Outline the different PAH mutations that have been identified by Bristol Genetics Laboratory.
- More than 119 different PAH mutations have been detected at BGL.
- Of these only 16 have a frequency >1%, 56 only seen once.
- 12 of these are novel.
- Certain mutations are more common in specific populations. c.1066-1G>A in Mediterranean and Turkish populations. Could target specific exons based on ethnicity of patient.
- Most PKU patients have 2 different PKU mutations in trans.
- Not uncommon for 3 pathogenic PKU mutations to be identified in a patient. In these cases it is important to establish the phase of the mutations so that the phenotype can be predicted.
What are the 3 common PAH mutations in the population local to the Bristol lab?
Three common mutations in the local population:
1) . c.1315+1G>A in exon 12
2) . p.Arg408Trp in exon 12
3) . p.Ile65The in exon 3
The incidence of these mutations actually varies quite significantly across different regions of the UK.
For a patient at population risk of carrying a PAH mutation testing for exons 12 and 3 alone can exclude the above common mutations, however the consensus is that a full gene screen is more appropriate.
A fourth mutation in exon 12, p.Tyr414Cys, accounts for 2% in SW England, so screening exons 3 and 12 would cover 46% of PAH mutations in the local population.
How is genetic testing for PKU usually performed?
- Bi-directional Sanger sequence analysis of all 13 exons of the PAH gene.

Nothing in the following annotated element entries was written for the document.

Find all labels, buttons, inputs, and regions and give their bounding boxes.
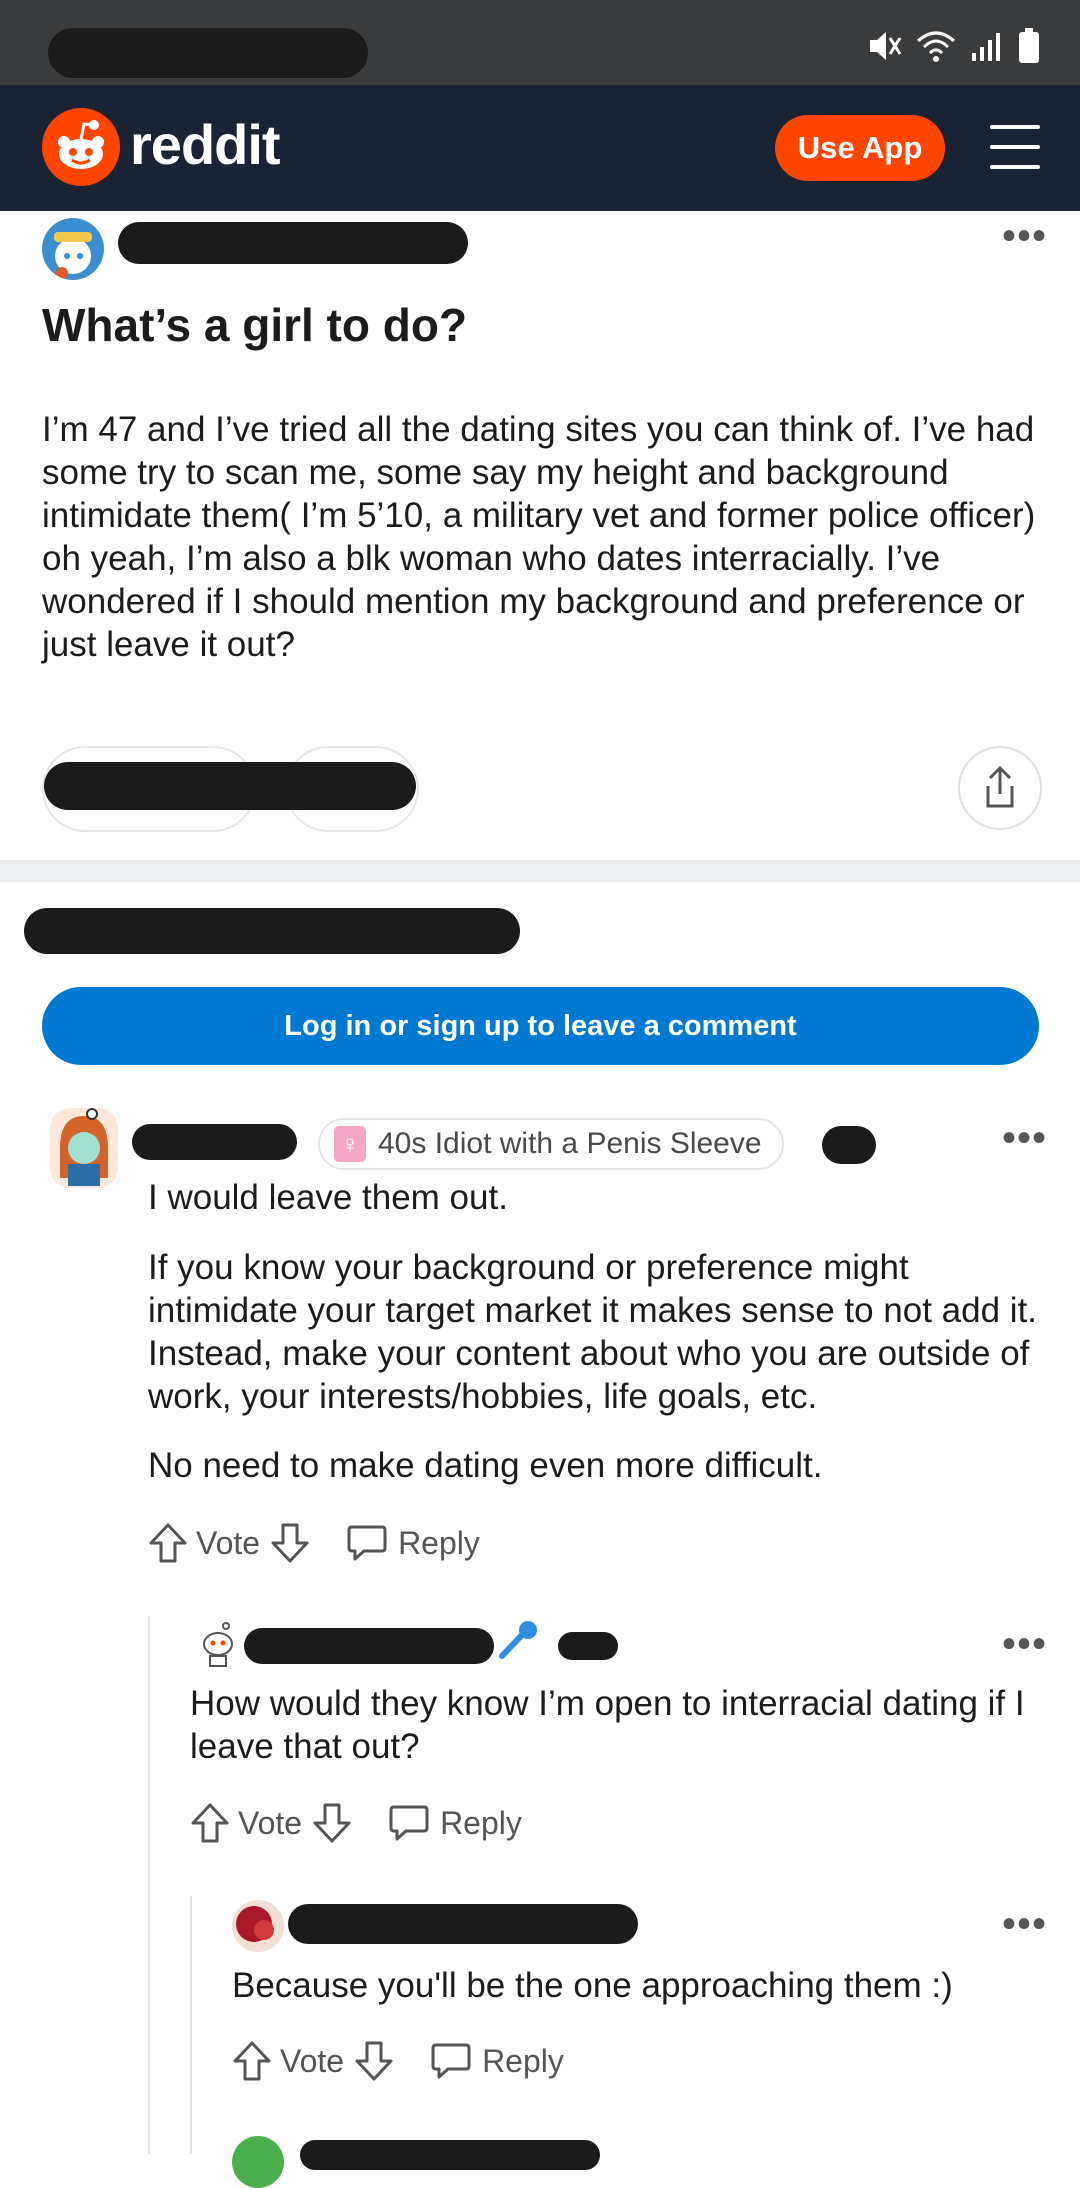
reply-bubble-icon [347,1525,387,1561]
vote-label: Vote [238,1804,303,1841]
comment-text: Because you'll be the one approaching th… [232,1966,953,2005]
reply-label: Reply [440,1804,522,1841]
status-bar [0,0,1080,85]
downvote-icon[interactable] [270,1522,310,1564]
mute-icon [870,32,902,60]
reply-author-avatar[interactable] [196,1618,240,1668]
comment-actions: Vote Reply [148,1522,480,1564]
post-title: What’s a girl to do? [42,299,468,351]
redacted-status-text [48,28,368,78]
thread-line [148,1616,150,2154]
upvote-icon[interactable] [190,1802,230,1844]
downvote-icon[interactable] [354,2040,394,2082]
comment-actions: Vote Reply [190,1802,522,1844]
redacted-username [118,222,468,264]
redacted-reply-username [300,2140,600,2170]
downvote-icon[interactable] [312,1802,352,1844]
comment-text: How would they know I’m open to interrac… [190,1684,1025,1766]
section-divider [0,860,1080,882]
reply-author-avatar[interactable] [232,1900,284,1952]
redacted-comment-username [132,1124,297,1160]
use-app-button[interactable]: Use App [775,115,945,181]
comment-text: No need to make dating even more difficu… [148,1446,823,1485]
microphone-icon [499,1621,537,1659]
battery-icon [1019,28,1039,63]
redacted-sort-bar [24,908,520,954]
reddit-wordmark[interactable]: reddit [130,115,281,175]
comment-actions: Vote Reply [232,2040,564,2082]
post-body: I’m 47 and I’ve tried all the dating sit… [42,410,1036,664]
vote-label: Vote [196,1524,261,1561]
hamburger-menu-icon[interactable] [990,125,1040,171]
post-more-options-icon[interactable]: ••• [1002,216,1047,256]
status-icons [866,28,1040,64]
redacted-reply-username [244,1628,494,1664]
upvote-icon[interactable] [232,2040,272,2082]
reddit-logo-icon[interactable] [42,108,120,186]
thread-line [190,1896,192,2154]
comment-text: I would leave them out. [148,1178,508,1217]
redacted-timestamp [558,1632,618,1660]
reply-bubble-icon [431,2043,471,2079]
reply-label: Reply [482,2042,564,2079]
female-sign-icon: ♀ [334,1126,366,1162]
redacted-post-actions [44,762,416,810]
vote-label: Vote [280,2042,345,2079]
top-navigation-bar: reddit Use App [0,85,1080,211]
reply-bubble-icon [389,1805,429,1841]
wifi-icon [917,31,955,62]
redacted-timestamp [822,1126,876,1164]
comment-author-avatar[interactable] [50,1108,118,1188]
user-flair: ♀ 40s Idiot with a Penis Sleeve [318,1118,784,1170]
user-flair-text: 40s Idiot with a Penis Sleeve [378,1127,762,1160]
comment-text: If you know your background or preferenc… [148,1248,1038,1416]
signal-icon [972,33,1000,61]
comment-more-options-icon[interactable]: ••• [1002,1904,1047,1944]
reply-button[interactable]: Reply [388,1803,522,1843]
comment-more-options-icon[interactable]: ••• [1002,1118,1047,1158]
reply-label: Reply [398,1524,480,1561]
post-author-avatar[interactable] [42,218,104,280]
share-icon[interactable] [958,746,1042,830]
redacted-reply-username [288,1904,638,1944]
reply-author-avatar[interactable] [232,2136,284,2188]
reply-button[interactable]: Reply [346,1523,480,1563]
login-to-comment-button[interactable]: Log in or sign up to leave a comment [42,987,1039,1065]
upvote-icon[interactable] [148,1522,188,1564]
comment-more-options-icon[interactable]: ••• [1002,1624,1047,1664]
reply-button[interactable]: Reply [430,2041,564,2081]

- Flanking intronic sequence is included.
Sequence from the branch point at the 5’ end of each exon to +20 3’ of the exon. The position of the branch point is predicted using human splicing finder. - The PKU gene is amenable to sequence analysis as the gene is fairly small (190-500bp) and it is not very G:C rich.
- The technique is good for detecting point mutations, small insertions and deletions.
- Detection rate of approximately 96% as will not detect whole gene/large deletions.
- Will not detect deep intronic mutations.